The Government’s own Animal Welfare (Kept Animals) Bill matters, because how we treat animals and how we allow animals to be treated marks out what kind of people we are and what kind of country we are. We are a nation of animal lovers, not just in theory but in practice, so we cry out for a Government who will act in accordance with those values in practice. Liberal Democrats have a track record of animal rights advocacy, including improving standards of animal welfare in agriculture, ensuring the protection of funding for the National Wildlife Crime Unit, and ending the practice of housing chickens in battery cages while we were in the coalition Government. That matters because, like humans, animals experience suffering, pain and fear, so it is crucial that we change the law to better protect animals from harm.
Of particular interest to our communities in Westmorland and Lonsdale is that the Government’s Bill would have extended the cover of law on livestock worrying to include deer, llamas and other animals, and would also have given police more powers to investigate and prosecute the worrying of sheep and other livestock. NFU Mutual estimates that livestock worrying costs farmers £1 million a year, and the word “worrying” does not conjure up the reality of what that practice actually means and what people in our communities understand that it means.
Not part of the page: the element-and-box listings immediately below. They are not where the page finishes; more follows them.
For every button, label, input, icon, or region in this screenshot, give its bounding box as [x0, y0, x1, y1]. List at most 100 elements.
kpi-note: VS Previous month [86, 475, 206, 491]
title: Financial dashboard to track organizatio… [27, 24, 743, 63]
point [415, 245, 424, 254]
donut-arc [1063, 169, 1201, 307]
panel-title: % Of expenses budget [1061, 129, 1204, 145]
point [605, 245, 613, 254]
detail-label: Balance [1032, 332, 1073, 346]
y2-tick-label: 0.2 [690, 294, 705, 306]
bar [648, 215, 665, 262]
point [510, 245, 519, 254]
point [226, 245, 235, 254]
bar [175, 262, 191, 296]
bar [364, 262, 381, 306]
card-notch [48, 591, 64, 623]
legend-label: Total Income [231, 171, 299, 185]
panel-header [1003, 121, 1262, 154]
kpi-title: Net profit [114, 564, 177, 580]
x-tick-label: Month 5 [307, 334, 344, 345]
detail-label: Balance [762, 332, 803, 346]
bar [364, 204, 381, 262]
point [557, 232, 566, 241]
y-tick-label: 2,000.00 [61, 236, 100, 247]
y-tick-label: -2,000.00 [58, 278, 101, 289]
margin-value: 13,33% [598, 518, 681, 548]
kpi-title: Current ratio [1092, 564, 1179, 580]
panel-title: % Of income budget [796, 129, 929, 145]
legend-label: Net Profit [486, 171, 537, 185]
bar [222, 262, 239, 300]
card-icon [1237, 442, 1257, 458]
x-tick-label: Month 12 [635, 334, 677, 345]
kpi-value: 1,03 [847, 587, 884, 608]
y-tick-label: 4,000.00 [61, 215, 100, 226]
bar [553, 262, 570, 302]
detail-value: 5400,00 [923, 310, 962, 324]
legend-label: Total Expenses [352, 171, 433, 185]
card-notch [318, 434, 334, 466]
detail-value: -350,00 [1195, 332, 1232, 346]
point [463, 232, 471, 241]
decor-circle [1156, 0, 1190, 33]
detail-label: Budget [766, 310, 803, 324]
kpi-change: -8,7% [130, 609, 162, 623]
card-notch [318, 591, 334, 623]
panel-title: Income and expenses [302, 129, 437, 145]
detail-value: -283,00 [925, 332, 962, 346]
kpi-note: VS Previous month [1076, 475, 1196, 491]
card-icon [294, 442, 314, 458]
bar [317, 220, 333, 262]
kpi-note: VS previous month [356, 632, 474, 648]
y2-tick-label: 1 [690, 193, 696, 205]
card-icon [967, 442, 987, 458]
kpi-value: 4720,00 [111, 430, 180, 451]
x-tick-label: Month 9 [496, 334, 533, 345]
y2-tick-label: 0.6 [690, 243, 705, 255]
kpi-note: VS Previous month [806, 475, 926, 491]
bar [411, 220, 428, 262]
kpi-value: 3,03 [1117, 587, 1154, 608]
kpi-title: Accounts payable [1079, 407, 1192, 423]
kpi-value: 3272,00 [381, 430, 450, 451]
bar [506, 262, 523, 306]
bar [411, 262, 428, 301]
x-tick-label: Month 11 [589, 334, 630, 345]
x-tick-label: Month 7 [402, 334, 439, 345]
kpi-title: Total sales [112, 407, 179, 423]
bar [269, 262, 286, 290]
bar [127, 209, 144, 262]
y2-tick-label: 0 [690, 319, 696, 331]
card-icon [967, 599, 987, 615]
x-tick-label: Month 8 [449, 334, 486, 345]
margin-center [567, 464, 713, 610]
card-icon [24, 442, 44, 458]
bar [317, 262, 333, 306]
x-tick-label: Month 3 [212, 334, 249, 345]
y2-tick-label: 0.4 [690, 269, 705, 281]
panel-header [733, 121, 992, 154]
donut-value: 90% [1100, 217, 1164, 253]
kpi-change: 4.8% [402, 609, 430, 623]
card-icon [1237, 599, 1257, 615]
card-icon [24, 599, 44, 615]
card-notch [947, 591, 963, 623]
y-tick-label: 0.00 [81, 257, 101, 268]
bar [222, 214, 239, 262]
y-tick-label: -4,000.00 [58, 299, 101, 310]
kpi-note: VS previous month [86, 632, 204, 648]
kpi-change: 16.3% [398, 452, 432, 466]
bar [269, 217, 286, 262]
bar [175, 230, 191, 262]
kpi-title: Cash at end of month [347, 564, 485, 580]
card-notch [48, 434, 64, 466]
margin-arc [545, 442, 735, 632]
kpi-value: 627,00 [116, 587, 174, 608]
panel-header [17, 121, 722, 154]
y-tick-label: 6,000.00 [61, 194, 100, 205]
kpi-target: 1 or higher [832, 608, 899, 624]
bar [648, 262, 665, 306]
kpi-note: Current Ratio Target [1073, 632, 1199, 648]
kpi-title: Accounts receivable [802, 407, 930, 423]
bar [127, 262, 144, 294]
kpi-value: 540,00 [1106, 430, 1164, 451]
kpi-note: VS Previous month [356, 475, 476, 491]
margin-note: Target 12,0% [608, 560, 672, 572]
For instance, sheep worrying by dogs means ewes miscarrying lambs, lambs being separated from their mothers, and horrific incidents of goring causing unspeakable pain and suffering.
Just as the Government’s weakness in this case is sadly characteristic, so is their willingness to put political considerations ahead of animal welfare. It is not that they do not care about animal welfare—they just do not care as much as they care about the politics. The Australia and New Zealand trade deals are a case in point. Those deals were agreed despite farmers and animal welfare charities protesting the fact that they gave an advantage to those who practise lower animal welfare standards over British farmers who practise higher standards. The Government’s desperation for deals at any price for political reasons came at the cost of British farmers and animal welfare. Here we see a pattern: this delay, or this betrayal, is sadly characteristic. That might be hard for Government Members—many of whom, of course, care about animal welfare—to hear, so I challenge and invite them to prove me wrong by backing my private Member’s Bill and supporting today’s motion unamended.